► Race version of V12-engined Valkyrie ditches hybrid
► Competing in US and global series, starting this month
► Up against 2024 winners Ferrari; Ford and Genesis joining soon
This is the racing version Aston Martin’s Valkyrie, which will be competing at this summer’s Le Mans 24 Hours and in the whole World Endurance Championship and US IMSA series this year, kicking off with WEC round one in Qatar at the end of February.
Adam Carter, Aston’s head of endurance motorsport, says: ‘For people who’ve grown up in racing, going racing with Aston Martin is a great privilege. To be able to do it with the Valkyrie, at a time when sportscar racing is in a golden era of manufacturer interest, is a great opportunity, the stars aligning.’
The Valkyrie is the only car in the Hypercar class that’s derived from a road-legal car, and the only V12. It keeps the Cosworth-built 6.5-litre naturally aspirated V12 engine, but loses the limited-edition road car’s hybrid assistance, as that adds weight and contributes more power than WEC rules allow to be used. The racer makes about 670bhp, against the road car’s 100bhp-plus, with valvetrain revisions giving a smoother torque delivery.
It’s competing for overall victory against a packed field that includes 2024 winners Ferrari, previously dominant Toyota, and works-backed cars from Peugeot, Alpine, Cadillac, Porsche and BMW. Genesis has said it’s joining the series in 2026, and Ford has announced it plans to join in 2027.
Aston Martin will run two Valkyries in WEC (pictured in green) and one in the IMSA series (in blue, which now uses the same regulations as WEC). The WEC cars will be driven by Marco Sorensen, Alex Riberas and Brits Tom Gamble and Harry Tincknell. The US car is in the experienced hands of Ross Gunn and Roman de Angelis. All three cars will take part in the high-profile Le Mans race, which Aston has been involved with since 1928. In recent years its main success has been in the GT3 class. This year will be a serious attempt to nab its first overall victory since 1959.
Aston Martin CEO Adrian Hallmark says: ‘The Valkyrie is an embodiment of our enduring sporting ethos, one that has defined the brand for more than a century.’
The roadgoing Valkyrie was in large part the work of Adrian Newey. He’s now with Aston Martin’s F1 team, but hasn’t been directly involved in the Le Mans project. Various details have been tweaked to adhere to racing rules and to make it better suited to the demands of 24-hour racing – the aerodynamics, for instance, are no longer active, but the underbody has remained close to the road car’s.
The big change is removing the hybrid element from the V12 engine.
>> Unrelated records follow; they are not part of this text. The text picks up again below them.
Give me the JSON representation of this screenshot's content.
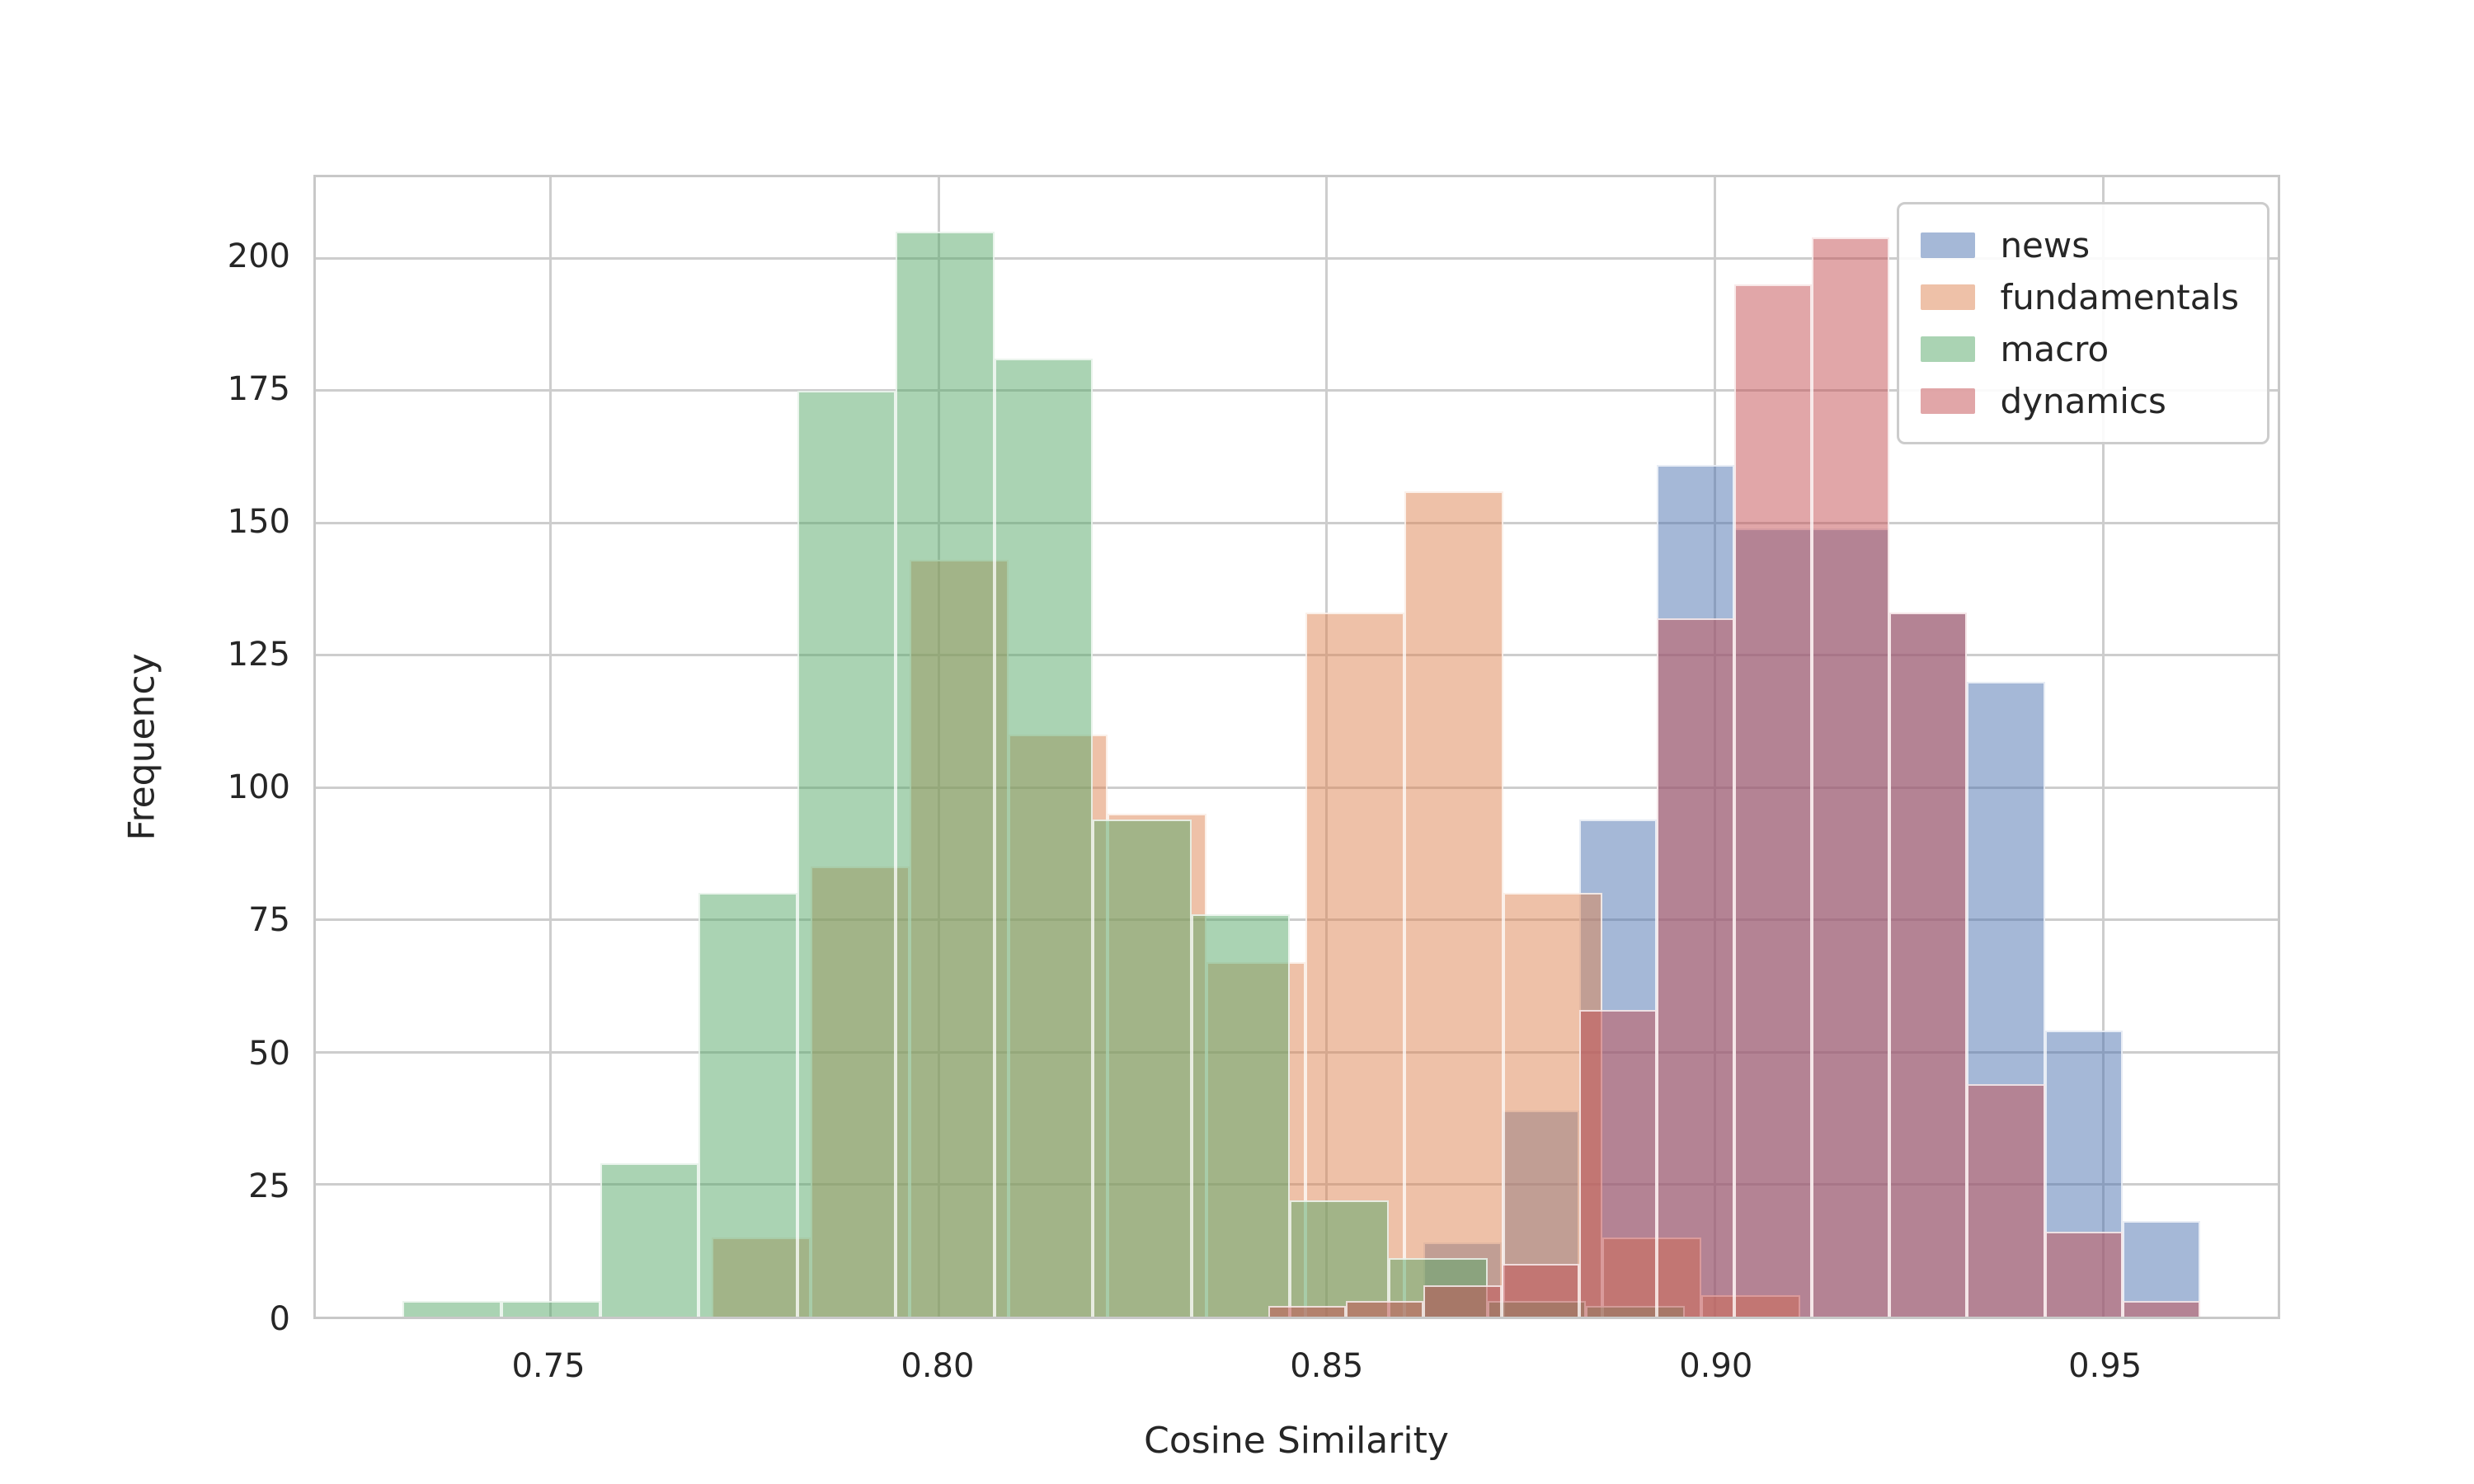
{
  "chart_data": {
    "type": "bar",
    "subtype": "overlaid-histograms",
    "title": "",
    "xlabel": "Cosine Similarity",
    "ylabel": "Frequency",
    "xlim": [
      0.7198,
      0.9725
    ],
    "ylim": [
      0,
      215.3
    ],
    "x_ticks": [
      0.75,
      0.8,
      0.85,
      0.9,
      0.95
    ],
    "x_tick_labels": [
      "0.75",
      "0.80",
      "0.85",
      "0.90",
      "0.95"
    ],
    "y_ticks": [
      0,
      25,
      50,
      75,
      100,
      125,
      150,
      175,
      200
    ],
    "y_tick_labels": [
      "0",
      "25",
      "50",
      "75",
      "100",
      "125",
      "150",
      "175",
      "200"
    ],
    "grid": true,
    "legend_position": "upper right",
    "legend": [
      "news",
      "fundamentals",
      "macro",
      "dynamics"
    ],
    "series": [
      {
        "name": "news",
        "color": "#4C72B0",
        "alpha": 0.5,
        "bin_start": 0.8625,
        "bin_width": 0.01,
        "counts": [
          14,
          39,
          94,
          161,
          149,
          149,
          133,
          120,
          54,
          18
        ]
      },
      {
        "name": "fundamentals",
        "color": "#DD8452",
        "alpha": 0.5,
        "bin_start": 0.7708,
        "bin_width": 0.01275,
        "counts": [
          15,
          85,
          143,
          110,
          95,
          67,
          133,
          156,
          80,
          15,
          4
        ]
      },
      {
        "name": "macro",
        "color": "#55A868",
        "alpha": 0.5,
        "bin_start": 0.731,
        "bin_width": 0.0127,
        "counts": [
          3,
          3,
          29,
          80,
          175,
          205,
          181,
          94,
          76,
          22,
          11,
          3,
          2
        ]
      },
      {
        "name": "dynamics",
        "color": "#C44E52",
        "alpha": 0.5,
        "bin_start": 0.8425,
        "bin_width": 0.01,
        "counts": [
          2,
          3,
          6,
          10,
          58,
          132,
          195,
          204,
          133,
          44,
          16,
          3
        ]
      }
    ]
  }
}
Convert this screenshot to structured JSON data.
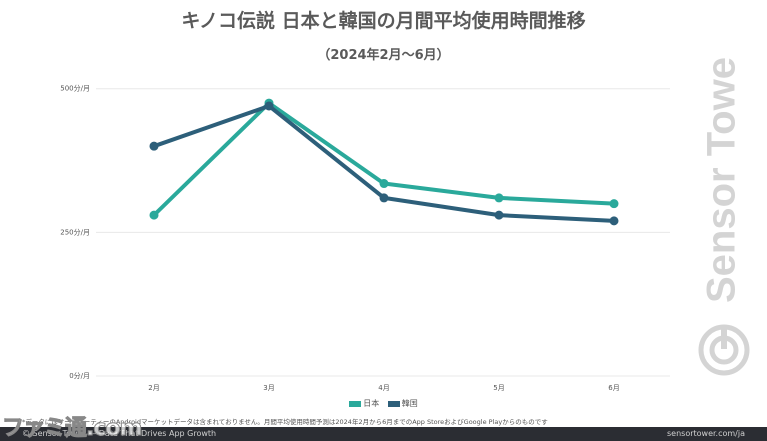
{
  "chart_data": {
    "type": "line",
    "title": "キノコ伝説 日本と韓国の月間平均使用時間推移",
    "subtitle": "（2024年2月〜6月）",
    "categories": [
      "2月",
      "3月",
      "4月",
      "5月",
      "6月"
    ],
    "series": [
      {
        "name": "日本",
        "color": "#2aa99b",
        "values": [
          280,
          475,
          335,
          310,
          300
        ]
      },
      {
        "name": "韓国",
        "color": "#2d5f7a",
        "values": [
          400,
          470,
          310,
          280,
          270
        ]
      }
    ],
    "ylim": [
      0,
      550
    ],
    "yticks": [
      {
        "value": 0,
        "label": "0分/月"
      },
      {
        "value": 250,
        "label": "250分/月"
      },
      {
        "value": 500,
        "label": "500分/月"
      }
    ],
    "grid": true,
    "legend": "bottom"
  },
  "footnote": "*データにはサードパーティーのAndroidマーケットデータは含まれておりません。月間平均使用時間予測は2024年2月から6月までのApp StoreおよびGoogle Playからのものです",
  "footer": {
    "left": "© Sensor Tower — Data That Drives App Growth",
    "right": "sensortower.com/ja"
  },
  "brand": {
    "name": "Sensor Tower",
    "icon": "sensor-tower-logo-icon"
  },
  "watermark": "ファミ通.com"
}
Carter says that in race form the engine will not be working so hard as it does in road spec, which should help with reliability, durability and fuel efficiency.
He says: ‘Running lean to reduce the amount of fuel you are carrying to deliver the required stint energy is important. We operate the engine slower than it’s capable of because we require less power. The lower power limit within the regulations creates an opportunity for us to revisit the torque curve and reduce the frictional losses by reducing engine speed to increase fuel efficiency.’
He adds: ‘You learn every time you go to the racetrack. Feeding that learning back into Aston Martin is an important part of what we do.’